The vast majority of the sentient population is made of various breeds of rakasta, humanoid felines with human intelligence. Unlike the Mystaran species, these all have infravision good to 60'. It is known that they have an architectural sense similar to the inhabitants of Ochalea - exotic, tiered, slope-roofed structures - and that they breed riding sabre-tooth tigers which, through the use of magical /flying collars/ and /airmasks/ for their riders, fly through the airless void between Patera and Mystara.
Patera is divided into three major political blocks. The largest and potentially most aggressive is the Empire of Myoshima itself, a nation of feudal provinces controlled by daimyos, with a dingle emperor who rules them all.
Next is the nation of Rajahstan, made up of twelve allied realms. Each realm is a sovereign state ruled by holy gurus (who handle law, education, religion, and internal politics) and maharajahs (who handle the economy, military, and foreign politics). Together these form the Spiritual Council to run Rajahstani affairs as a whole.
The third block consists of many loosely allied petty kingdoms and principalities. Among the more prominent territories are Kompor-Thap (a valley of a thousand temples), Selimpore (a mercantile matriarchy), Malacayog (a nation of headhunters), and Surabayang (fierce island pirates). These territories are politically aligned with placid Rajahstan against imperial Myoshima - when they are not fighting each other.
DMs may wish to map out the various Rakastan dominions - or nations ruled by even stranger creatures. Myoshima could provide an excellent way station for adventurers just venturing out into the Void from Mystara's atmosphere. There are plenty of opportunities for adventure in the rakastan cities or in Patera's wilderness. If the PCs get bored with Myoshima's surface, they can get involved in skirmishes between Rakastan Voidships and Heldannic Warbirds or try to negotiate trade agreements between inhabitants of Mystara and Patera.

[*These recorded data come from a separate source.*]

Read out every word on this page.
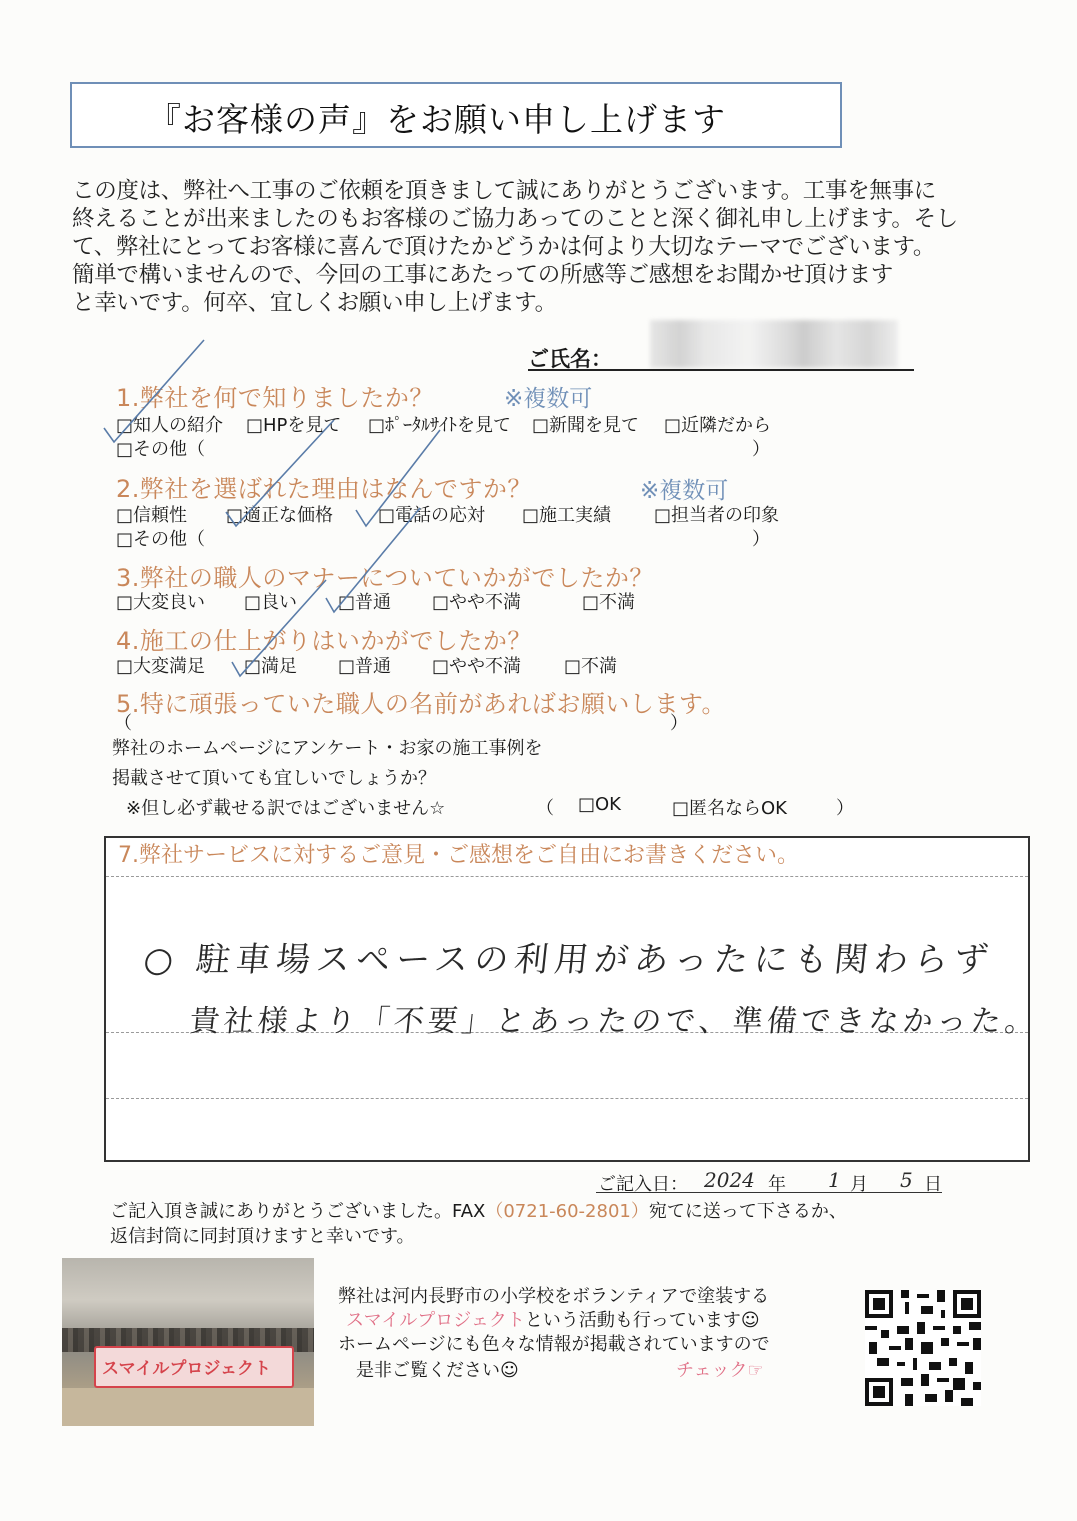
『お客様の声』をお願い申し上げます
この度は、弊社へ工事のご依頼を頂きまして誠にありがとうございます。工事を無事に
終えることが出来ましたのもお客様のご協力あってのことと深く御礼申し上げます。そし
て、弊社にとってお客様に喜んで頂けたかどうかは何より大切なテーマでございます。
簡単で構いませんので、今回の工事にあたっての所感等ご感想をお聞かせ頂けます
と幸いです。何卒、宜しくお願い申し上げます。
ご氏名：
1.弊社を何で知りましたか？	※複数可
□知人の紹介 □HPを見て □ﾎﾟｰﾀﾙｻｲﾄを見て □新聞を見て □近隣だから
□その他（	）
2.弊社を選ばれた理由はなんですか？	※複数可
□信頼性 □適正な価格 □電話の応対 □施工実績 □担当者の印象
□その他（	）
3.弊社の職人のマナーについていかがでしたか？
□大変良い □良い □普通 □やや不満	□不満
4.施工の仕上がりはいかがでしたか？
□大変満足 □満足 □普通 □やや不満 □不満
5.特に頑張っていた職人の名前があればお願いします。
（	）
弊社のホームページにアンケート・お家の施工事例を
掲載させて頂いても宜しいでしょうか？
※但し必ず載せる訳ではございません☆	（ □OK	□匿名ならOK	）
7.弊社サービスに対するご意見・ご感想をご自由にお書きください。
○ 駐車場スペースの利用があったにも関わらず
貴社様より「不要」とあったので、準備できなかった。
ご記入日： 2024 年 1 月 5 日
ご記入頂き誠にありがとうございました。FAX（0721-60-2801）宛てに送って下さるか、
返信封筒に同封頂けますと幸いです。
スマイルプロジェクト
弊社は河内長野市の小学校をボランティアで塗装する
スマイルプロジェクトという活動も行っています☺
ホームページにも色々な情報が掲載されていますので
是非ご覧ください☺	チェック☞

There are at least two Myoshiman languages: "common" and "poetry".
Very little is known of Myoshima; it was visited twice in recent history by Alphatian adventurer Haldemar of Haaken, and the Heldannic Knights have apparently had unfriendly contact with the Myoshimans, but Patera has not been visited by diplomats or scholars from Mystara since Prince Haldemar, in AC 965.
Sources: The Voyage of the Princess Ark, episode 7 (Dragon #160)
Champions of Mystara boxed set
Poor Wizard's Almanac, PWA II, PWA III
Sources missing: Polyhedron #120 (Provides some details on how one RPGA member detailed Myoshima, using material from Oriental Adventures (both rules and modules).)